Symmetry is supposed to be aesthetically beautiful, in newborn babies and in beautiful people, though sometimes a slight asymmetry is charming and attractive.
In physics one used to look always to find the greatest symmetry between different forces in the universe. Electricity and magnetism was made symmetric by Maxwell, electrons and positrons, and positive and negative energy, by Dirac
In the late 1960s physicists discovered that underlying symmetries in forces can be hidden by the fact that some part of the world they operate in — the vacuum in physicist lingo — is stable only in an asymmetric configuration, and that this asymmetry then conceals the underlying beauty. Thus, weak and electromagnetic interactions are roughly cognate, their equivalence masked by the asymmetry of the vacuum and revealed only at high enough energies. Maybe this isn’t the end of the story and is more of a workaround than the truth, but it seems to work.
Human beings have a deep antipathy to moral asymmetry. Even monkeys refuse treats they would normally like when they see other monkeys getting better treats.
Today’s New York Times articles and columnists refer to many issues that are characterized by asymmetries that are large and not charming or attractive at all.

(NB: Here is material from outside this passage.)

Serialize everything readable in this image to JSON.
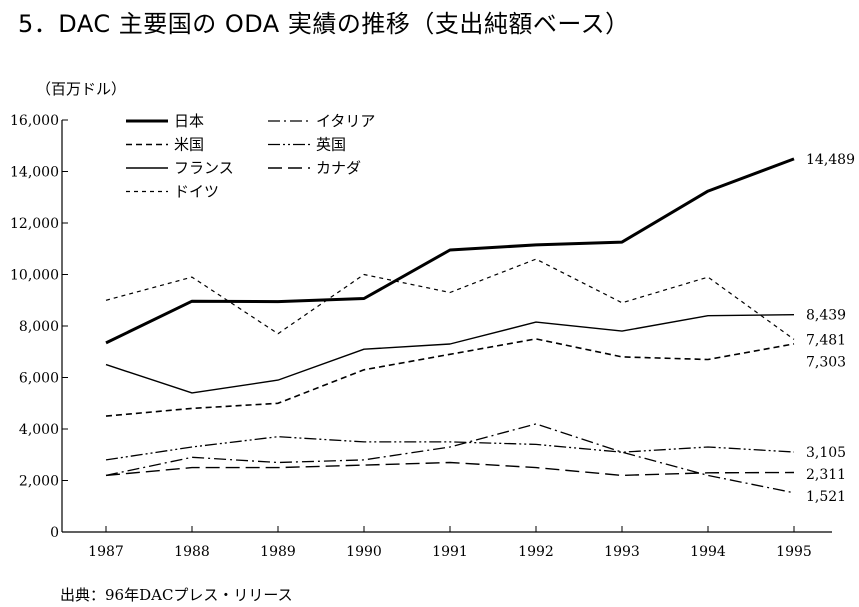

* The asymmetry between the treatment of China and (say) Cuba — one of them has money and has to be treated with respect — despite their political correspondences. As Thomas Friedman nicely says, never cede a century to someone who censors Google.
* The asymmetry between the treatment of investment banks’ bad risks and the treatment of individual investors’ bad risks. No amount of talk can conceal the link between connection, power and treatment.
* The asymmetry slowly becoming apparent between Obama’s speeches and his capacity to turn them into action.
Total symmetry is boring — everyone likes a bit of variation — but it has to be limited. The nice thing about broken symmetry in physics is that the underlying symmetry is still visible when you look hard enough. That’s not the case in the political arena, where the harder you look the more asymmetry you see.